At any mass scale necessary to pull a significant profit, a publisher would have to “bet the company” to spend enough money to make enough cartridges to make a game a hit. Couple this with the fact that the Nintendo 64 was simply not as popular a console as the PlayStation and you begin to understand why there weren’t too many Nintendo 64 games and why when they did show up in stores there weren’t too many copies of them.

But the root of all of this wasn’t necessarily in the price of solid state media – true, cartridges cost more money to make than a CD did but the real problem was Nintendo themselves. They made a profit off of the cartridge itself. Then they made money off of the license to make the game. Then they made money off of royalties on the games when they did sell. This abuse of a market was tolerable when there were no alternatives, but as Nintendo started becoming the car retailer of the game industry many developers decided to take their games elsewhere.

 

The Pokémon Cash-In – A rumor started circulating before E3 2001 that Nintendo had decided that, had the GameCube not made an impressive showing they were going to abandon it and go Game Boy all the way. The hard facts are that the Nintendo 64 didn’t make as much money for Nintendo as the Game Boy with Pokémon, a ten-year-old platform, made in that same time period. This naturally made for some tie-ins – the easiest way to success is to leach off the success of others. A quick buck was to be had with Pokémon Snap, a game whose main goal was to take pictures of Pokémon. That’s it. This was followed by the Pokémon Stadium games and of course, there was I See You, Pikachu!, a game where you “spoke” to a 3-D Pikachu (the “cute yellow rat” Pokémon) using a special microphone. Nintendo decided the toy factor of this game merited an $89 price tag. All of this paled however to the ultra-gay Pikachu Nintendo 64 with the feet as buttons and cheeks for a power light. Scary

 

Delays – The Nintendo 64 itself was delayed over a year. Most of the important games saw delays. Perfect Dark was delayed so long that the Nintendo 64 was no longer even financially viable anymore (it missed Christmas 1999 by six months).

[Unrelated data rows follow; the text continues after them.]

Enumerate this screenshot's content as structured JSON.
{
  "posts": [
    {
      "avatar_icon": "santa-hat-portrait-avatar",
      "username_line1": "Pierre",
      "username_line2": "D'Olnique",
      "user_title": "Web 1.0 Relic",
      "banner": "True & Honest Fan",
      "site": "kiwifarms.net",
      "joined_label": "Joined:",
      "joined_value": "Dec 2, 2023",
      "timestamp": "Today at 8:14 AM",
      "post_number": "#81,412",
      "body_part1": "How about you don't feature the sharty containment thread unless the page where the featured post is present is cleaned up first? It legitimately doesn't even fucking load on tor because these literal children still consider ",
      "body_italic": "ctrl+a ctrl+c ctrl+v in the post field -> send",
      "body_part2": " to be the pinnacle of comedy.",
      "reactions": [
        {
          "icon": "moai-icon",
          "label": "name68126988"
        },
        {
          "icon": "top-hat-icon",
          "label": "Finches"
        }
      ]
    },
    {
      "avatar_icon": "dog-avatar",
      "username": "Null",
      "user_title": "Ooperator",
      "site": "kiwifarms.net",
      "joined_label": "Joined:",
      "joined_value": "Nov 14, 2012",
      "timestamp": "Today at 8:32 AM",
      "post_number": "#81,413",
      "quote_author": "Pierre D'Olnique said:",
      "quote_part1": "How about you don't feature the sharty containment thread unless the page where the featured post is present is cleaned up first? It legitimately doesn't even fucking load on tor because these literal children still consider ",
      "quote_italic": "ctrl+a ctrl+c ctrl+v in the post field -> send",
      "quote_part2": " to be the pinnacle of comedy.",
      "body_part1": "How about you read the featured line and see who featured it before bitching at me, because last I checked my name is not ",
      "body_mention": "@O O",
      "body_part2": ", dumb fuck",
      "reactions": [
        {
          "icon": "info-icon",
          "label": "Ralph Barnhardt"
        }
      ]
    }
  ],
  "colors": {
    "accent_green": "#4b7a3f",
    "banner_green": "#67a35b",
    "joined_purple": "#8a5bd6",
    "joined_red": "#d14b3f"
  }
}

Conker’s Bad Fur Day saw so many delays it went through two title changes (Conker 64, Conker: Twelve Tales) and a change in motive (meaning that the Game Boy game, aimed at Children, was horribly misplaced). The Super Mario 64 sequel and another Rare game, Dinosaur Planet, got themselves delayed onto the next Nintendo home console, the GameCube. Even Pokémon Stadium got delayed six months, not because it wasn’t finished but rather because Nintendo wanted to drag out the Pokémon phenomenon. One of the few titles not to see a delay, The Legend Of Zelda: Ocarina of Time only got the “on time” treatment because it was so vital to the continued existence of the console itself.

 

Attitude over UltraHLE – Emulation has always been in a gray area. The emulators themselves aren’t illegal, but the ROM images on the Internet for the most part are. The ROM images were useless, however, until UltraHLE was released. Therefore, it made sense that Nintendo immediately thought to try and prosecute the (anonymous) authors and declare that “emulation is illegal”. They even had an emulation FAQ on their site likening emulator fans to the great criminals in history. They eventually amended the FAQ and backed off, but it still didn’t do wonders for their PR image.

 

 

I originally wrote this essay over a year ago. That was when we had just seen the beginning of PlayStation 2 and we knew what was coming of November 2001. I hand-wrote 2/3 of what you see above in a very boring class and transcribed it a couple of months back. I revamped it to reflect what happened in the last year but not much did happen in the last year.

 

So who am I pulling for in the next generation war? Why, Nintendo of course, mainly because they’re a sentimental favorite. They had a slip-up, and if they’re smart they won’t let that happen again. If you’ll excuse me, however, I’m off to go play some more Majora’s Mask and maybe finally finish Super Mario 64.